BINF G4003: Methods I: Symbolic Methods

Class Description: Survey of foundational symbolic methods for modeling health information systems and for making those models explicit and sharable.  The topics cover clinical terminologies (e.g., ICD-9, SNOMED-CT, MeSH, UMLS), biomedical ontologies (e.g., GO, Disease Ontology, PharmGKB), knowledge representation, computerized practice guidelines, semantic interoperability, and text processing. Prerequisites: Acculturation to Programming and Statistics (BINF G4000) or permission of instructor.


Chunhua Weng, PhD

Class Schedule

This class meets in the fall. There are two lectures and a lab each week.

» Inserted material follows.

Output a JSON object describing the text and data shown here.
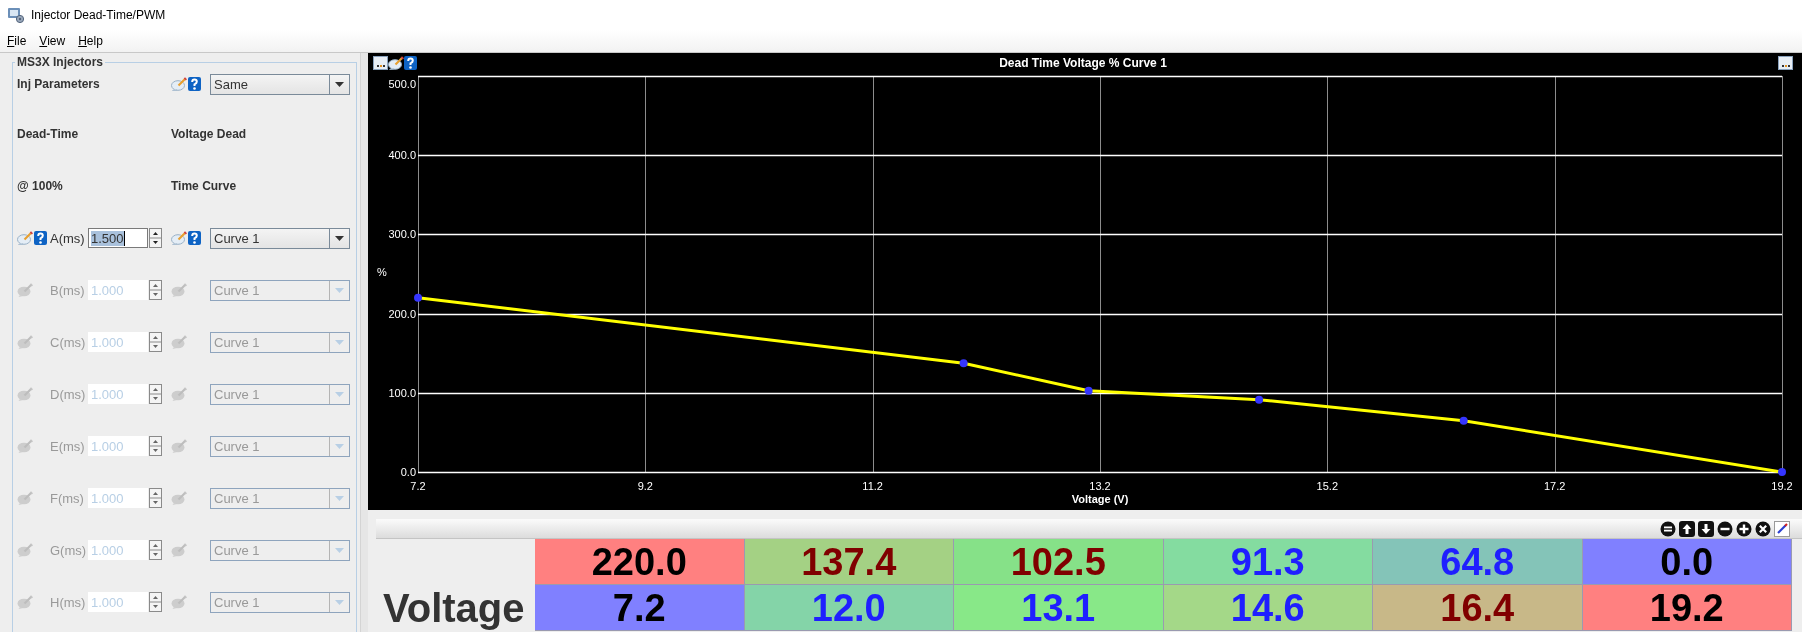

Overview: This course is customized for 1st-year PhD and MA students in the biomedical informatics program and also open to other interested students at Columbia. It provides an overview of symbolic methods. Topics include:

  • Semantic Interoperability
  • Knowledge & Concept Representation
  • Terminologies & Ontologies
  • Natural Language Processing
  • Data / Information Models
  • Concept Mapping & Clinical Phenotyping

Lectures: Lectures are interactive, and an emphasis is put on class participation in discussions. Please note the schedule of lectures may be subject to change. Students will be informed of changes if/when they occur.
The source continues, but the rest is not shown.